I will start a new job next week. I feel privileged to have worked at my soon-to-be-ex-agency. We have done some great work and had very good times doing it. But after four years of working on Saturdays, being on call on my "off hours" for very high risk patients, and coping with increasingly stringent and extensive state documentation requirements, I am ready for a change. I will miss my colleagues but have high hopes of an equally good experience at my new job, with more congenial hours, actual time off, and minimal paperwork.
I have had some promising auditions and callbacks, but have not at this point nailed anything down except a delightful audio play that will take only 2 days to rehearse and record, and a tantalizing offer of a part in a TV episode that I can't accept because it would entail taking time off on my second week of the new job.

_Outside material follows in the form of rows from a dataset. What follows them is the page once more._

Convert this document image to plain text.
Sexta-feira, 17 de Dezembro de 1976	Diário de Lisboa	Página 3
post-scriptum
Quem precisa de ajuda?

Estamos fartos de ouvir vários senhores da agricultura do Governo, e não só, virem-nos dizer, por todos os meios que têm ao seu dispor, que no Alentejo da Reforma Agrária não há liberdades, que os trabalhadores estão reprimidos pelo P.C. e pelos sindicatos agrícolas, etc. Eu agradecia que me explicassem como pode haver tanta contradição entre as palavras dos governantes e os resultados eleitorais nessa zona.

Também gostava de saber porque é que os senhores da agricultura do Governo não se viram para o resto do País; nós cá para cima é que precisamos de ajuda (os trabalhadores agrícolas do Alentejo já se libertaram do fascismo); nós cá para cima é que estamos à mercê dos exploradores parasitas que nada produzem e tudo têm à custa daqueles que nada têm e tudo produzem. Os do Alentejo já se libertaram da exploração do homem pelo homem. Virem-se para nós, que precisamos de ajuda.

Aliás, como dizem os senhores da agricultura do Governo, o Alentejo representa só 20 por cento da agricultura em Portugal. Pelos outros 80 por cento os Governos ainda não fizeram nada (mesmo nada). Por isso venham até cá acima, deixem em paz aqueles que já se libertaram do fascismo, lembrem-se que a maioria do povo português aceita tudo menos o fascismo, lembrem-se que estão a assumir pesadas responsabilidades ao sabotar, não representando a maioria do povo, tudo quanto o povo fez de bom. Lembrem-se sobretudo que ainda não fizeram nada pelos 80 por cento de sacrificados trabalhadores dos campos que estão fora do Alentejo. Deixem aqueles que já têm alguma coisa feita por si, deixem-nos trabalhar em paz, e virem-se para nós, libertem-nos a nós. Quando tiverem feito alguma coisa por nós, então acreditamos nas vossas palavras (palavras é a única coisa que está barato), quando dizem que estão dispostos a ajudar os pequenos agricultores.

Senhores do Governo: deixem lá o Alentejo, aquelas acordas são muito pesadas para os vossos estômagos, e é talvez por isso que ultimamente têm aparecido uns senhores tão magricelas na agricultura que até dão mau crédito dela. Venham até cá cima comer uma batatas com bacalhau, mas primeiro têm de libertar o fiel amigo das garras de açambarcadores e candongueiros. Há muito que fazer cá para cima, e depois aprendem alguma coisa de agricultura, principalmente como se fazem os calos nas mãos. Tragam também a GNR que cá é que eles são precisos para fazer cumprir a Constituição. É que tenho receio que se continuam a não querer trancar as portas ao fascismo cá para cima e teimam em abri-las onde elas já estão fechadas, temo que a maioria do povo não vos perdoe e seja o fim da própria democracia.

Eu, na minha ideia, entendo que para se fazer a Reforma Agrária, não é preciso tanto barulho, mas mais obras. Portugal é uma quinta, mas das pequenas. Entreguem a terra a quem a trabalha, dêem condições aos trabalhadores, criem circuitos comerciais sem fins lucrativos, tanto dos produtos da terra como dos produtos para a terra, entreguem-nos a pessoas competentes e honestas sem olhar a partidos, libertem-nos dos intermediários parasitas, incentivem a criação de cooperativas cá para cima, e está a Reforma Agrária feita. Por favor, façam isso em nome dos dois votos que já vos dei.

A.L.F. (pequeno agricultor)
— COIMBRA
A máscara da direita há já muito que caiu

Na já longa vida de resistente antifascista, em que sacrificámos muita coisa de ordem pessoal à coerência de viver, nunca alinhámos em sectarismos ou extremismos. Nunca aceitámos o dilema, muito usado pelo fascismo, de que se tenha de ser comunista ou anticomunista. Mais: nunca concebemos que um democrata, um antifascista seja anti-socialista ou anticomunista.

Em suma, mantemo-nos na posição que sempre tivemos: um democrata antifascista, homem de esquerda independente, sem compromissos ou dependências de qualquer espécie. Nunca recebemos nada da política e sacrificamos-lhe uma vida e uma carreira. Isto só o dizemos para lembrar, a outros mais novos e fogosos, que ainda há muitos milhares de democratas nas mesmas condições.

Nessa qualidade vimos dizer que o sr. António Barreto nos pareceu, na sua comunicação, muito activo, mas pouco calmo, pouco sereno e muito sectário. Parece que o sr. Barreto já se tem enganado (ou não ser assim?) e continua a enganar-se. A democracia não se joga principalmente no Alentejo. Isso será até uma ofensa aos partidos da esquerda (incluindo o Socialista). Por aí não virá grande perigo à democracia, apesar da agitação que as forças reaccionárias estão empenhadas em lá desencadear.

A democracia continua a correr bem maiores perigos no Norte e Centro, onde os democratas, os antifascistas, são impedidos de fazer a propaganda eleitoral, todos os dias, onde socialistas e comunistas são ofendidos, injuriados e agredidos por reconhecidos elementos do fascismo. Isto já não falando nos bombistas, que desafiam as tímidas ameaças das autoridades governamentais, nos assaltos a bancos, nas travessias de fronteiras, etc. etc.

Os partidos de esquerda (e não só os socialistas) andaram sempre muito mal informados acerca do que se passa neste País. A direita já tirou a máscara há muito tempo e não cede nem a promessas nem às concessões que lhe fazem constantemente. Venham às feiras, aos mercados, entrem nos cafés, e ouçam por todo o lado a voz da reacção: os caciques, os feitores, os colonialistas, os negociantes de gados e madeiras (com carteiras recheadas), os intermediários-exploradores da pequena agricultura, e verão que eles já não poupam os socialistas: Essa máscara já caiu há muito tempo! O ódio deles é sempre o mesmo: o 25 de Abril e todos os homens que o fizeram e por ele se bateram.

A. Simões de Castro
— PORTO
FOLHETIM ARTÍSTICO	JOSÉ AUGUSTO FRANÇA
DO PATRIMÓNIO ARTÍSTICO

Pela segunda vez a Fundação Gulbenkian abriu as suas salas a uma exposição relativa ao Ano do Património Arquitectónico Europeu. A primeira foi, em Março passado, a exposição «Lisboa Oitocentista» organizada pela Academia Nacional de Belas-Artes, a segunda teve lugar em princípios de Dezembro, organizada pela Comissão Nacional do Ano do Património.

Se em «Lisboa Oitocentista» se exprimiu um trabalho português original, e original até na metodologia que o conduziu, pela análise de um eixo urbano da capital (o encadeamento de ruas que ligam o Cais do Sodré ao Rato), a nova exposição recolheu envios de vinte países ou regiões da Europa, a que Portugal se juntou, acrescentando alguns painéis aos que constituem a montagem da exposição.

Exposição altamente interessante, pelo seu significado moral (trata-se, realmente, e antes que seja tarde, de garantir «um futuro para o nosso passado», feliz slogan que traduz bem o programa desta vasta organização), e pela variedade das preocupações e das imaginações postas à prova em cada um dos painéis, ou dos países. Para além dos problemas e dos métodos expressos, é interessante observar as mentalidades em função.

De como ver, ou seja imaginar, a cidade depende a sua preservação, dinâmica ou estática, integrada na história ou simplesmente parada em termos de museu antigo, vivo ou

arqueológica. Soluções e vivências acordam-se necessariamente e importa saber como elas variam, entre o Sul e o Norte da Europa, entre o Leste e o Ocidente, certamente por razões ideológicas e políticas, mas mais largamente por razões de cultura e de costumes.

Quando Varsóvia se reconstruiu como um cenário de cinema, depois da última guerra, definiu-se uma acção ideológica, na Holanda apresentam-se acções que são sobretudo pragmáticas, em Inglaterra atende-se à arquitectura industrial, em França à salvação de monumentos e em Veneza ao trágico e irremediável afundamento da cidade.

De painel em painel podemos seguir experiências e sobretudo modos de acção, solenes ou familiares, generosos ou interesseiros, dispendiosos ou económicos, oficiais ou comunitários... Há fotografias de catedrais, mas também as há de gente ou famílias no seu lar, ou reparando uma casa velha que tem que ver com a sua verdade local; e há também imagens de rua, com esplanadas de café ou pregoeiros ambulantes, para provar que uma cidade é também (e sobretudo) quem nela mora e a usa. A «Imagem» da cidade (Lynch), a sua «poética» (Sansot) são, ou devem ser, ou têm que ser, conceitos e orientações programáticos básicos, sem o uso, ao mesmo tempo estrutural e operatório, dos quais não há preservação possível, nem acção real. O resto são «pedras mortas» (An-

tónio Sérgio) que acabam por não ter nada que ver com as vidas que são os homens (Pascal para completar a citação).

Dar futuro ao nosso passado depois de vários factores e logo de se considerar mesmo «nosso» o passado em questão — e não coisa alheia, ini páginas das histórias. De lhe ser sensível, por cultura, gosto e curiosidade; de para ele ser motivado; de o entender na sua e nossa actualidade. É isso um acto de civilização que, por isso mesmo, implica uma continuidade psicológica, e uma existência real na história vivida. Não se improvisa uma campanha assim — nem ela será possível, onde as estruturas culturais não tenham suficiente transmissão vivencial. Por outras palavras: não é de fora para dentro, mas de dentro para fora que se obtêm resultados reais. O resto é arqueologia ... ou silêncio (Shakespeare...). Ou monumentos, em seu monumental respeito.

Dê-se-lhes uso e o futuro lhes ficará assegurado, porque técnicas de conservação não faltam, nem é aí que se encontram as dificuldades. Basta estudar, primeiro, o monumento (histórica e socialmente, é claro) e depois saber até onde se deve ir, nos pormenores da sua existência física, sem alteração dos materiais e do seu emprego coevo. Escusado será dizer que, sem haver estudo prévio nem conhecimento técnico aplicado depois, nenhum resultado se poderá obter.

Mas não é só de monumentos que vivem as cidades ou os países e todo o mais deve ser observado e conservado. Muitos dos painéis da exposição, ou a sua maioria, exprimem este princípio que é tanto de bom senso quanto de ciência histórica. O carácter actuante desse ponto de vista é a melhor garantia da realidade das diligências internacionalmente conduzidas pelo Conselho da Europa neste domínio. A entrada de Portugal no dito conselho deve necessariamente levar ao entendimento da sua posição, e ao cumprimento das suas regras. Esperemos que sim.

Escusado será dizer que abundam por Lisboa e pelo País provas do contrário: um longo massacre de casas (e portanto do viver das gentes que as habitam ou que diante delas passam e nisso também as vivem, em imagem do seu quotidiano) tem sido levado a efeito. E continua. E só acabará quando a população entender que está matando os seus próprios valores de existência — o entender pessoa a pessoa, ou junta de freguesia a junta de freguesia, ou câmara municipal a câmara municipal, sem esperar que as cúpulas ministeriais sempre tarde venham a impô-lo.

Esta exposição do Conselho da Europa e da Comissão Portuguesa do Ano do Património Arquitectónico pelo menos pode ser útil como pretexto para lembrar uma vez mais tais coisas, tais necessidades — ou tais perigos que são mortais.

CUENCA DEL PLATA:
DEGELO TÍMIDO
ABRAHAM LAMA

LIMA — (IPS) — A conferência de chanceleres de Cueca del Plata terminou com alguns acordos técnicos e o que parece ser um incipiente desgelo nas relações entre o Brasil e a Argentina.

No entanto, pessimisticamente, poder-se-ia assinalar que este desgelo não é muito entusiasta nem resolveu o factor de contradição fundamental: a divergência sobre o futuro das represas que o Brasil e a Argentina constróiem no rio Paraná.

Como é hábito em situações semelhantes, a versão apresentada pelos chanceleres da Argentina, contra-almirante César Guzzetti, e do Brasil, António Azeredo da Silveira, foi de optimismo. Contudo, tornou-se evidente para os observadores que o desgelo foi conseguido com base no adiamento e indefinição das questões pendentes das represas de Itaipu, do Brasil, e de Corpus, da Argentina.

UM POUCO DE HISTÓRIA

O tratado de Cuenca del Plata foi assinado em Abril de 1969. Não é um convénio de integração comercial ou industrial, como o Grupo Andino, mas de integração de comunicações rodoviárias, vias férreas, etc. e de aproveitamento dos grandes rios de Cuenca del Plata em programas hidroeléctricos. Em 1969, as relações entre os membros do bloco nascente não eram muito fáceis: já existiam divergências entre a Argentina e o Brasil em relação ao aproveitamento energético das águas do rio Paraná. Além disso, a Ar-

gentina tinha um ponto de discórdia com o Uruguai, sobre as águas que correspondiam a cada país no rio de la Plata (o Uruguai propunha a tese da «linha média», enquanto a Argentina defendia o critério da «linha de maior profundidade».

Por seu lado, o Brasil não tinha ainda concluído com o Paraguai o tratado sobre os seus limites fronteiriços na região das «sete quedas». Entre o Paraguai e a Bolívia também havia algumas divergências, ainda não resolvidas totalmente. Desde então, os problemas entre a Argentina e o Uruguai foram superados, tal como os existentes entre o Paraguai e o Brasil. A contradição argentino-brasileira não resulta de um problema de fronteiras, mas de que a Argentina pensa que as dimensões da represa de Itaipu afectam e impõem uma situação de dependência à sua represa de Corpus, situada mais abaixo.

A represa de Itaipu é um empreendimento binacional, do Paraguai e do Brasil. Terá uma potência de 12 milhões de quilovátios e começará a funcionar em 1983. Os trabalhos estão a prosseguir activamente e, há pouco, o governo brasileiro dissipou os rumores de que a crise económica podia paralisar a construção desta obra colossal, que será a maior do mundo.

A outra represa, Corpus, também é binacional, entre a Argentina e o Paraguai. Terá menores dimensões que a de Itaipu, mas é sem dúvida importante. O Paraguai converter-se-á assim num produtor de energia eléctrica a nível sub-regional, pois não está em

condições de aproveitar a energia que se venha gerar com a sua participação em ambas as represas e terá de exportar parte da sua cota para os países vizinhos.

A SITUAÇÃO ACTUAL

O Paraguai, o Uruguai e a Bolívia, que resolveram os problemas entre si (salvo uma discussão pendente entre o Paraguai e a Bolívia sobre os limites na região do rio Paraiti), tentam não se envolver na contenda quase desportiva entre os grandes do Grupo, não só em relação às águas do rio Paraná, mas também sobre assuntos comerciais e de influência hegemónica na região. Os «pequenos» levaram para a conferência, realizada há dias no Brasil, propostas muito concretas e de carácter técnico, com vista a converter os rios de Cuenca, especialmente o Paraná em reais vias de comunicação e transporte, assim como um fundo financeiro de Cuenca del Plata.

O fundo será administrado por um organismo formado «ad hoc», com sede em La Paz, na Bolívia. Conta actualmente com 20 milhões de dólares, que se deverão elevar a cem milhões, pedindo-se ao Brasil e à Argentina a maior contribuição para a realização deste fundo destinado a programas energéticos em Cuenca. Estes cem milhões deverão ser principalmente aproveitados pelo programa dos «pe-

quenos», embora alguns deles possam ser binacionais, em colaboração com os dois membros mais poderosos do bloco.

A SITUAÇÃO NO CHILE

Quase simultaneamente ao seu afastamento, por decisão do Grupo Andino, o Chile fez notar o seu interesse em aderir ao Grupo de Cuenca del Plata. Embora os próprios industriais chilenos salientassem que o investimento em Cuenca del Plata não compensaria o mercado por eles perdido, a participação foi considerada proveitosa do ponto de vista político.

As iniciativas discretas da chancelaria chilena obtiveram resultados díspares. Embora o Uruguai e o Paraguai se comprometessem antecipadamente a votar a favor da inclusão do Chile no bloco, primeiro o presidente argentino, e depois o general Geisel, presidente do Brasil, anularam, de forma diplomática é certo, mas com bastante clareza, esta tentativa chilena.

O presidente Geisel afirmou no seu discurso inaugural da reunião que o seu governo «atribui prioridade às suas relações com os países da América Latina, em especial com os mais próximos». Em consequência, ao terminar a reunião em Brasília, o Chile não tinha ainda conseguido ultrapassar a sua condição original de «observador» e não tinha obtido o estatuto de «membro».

My fellow actors in this play, all more experienced professionals, were much more proactive in auditioning and networking earlier in the rehearsal process, and are already looking forward to their next projects.
There is something to be said for taking a break — I need to schedule some dental surgery, for example, that I had put off for fear that it would interfere with my ability to speak clearly for a while. And I hope to begin to catch up on sleep, filing, laundry, and numerous other activities that have gotten short shrift lately.
But I know I will feel better when I have a major performance project to fill the void after this play closes. It amazes me how quickly, after a hiatus of nearly 30 years, this business got back into my blood.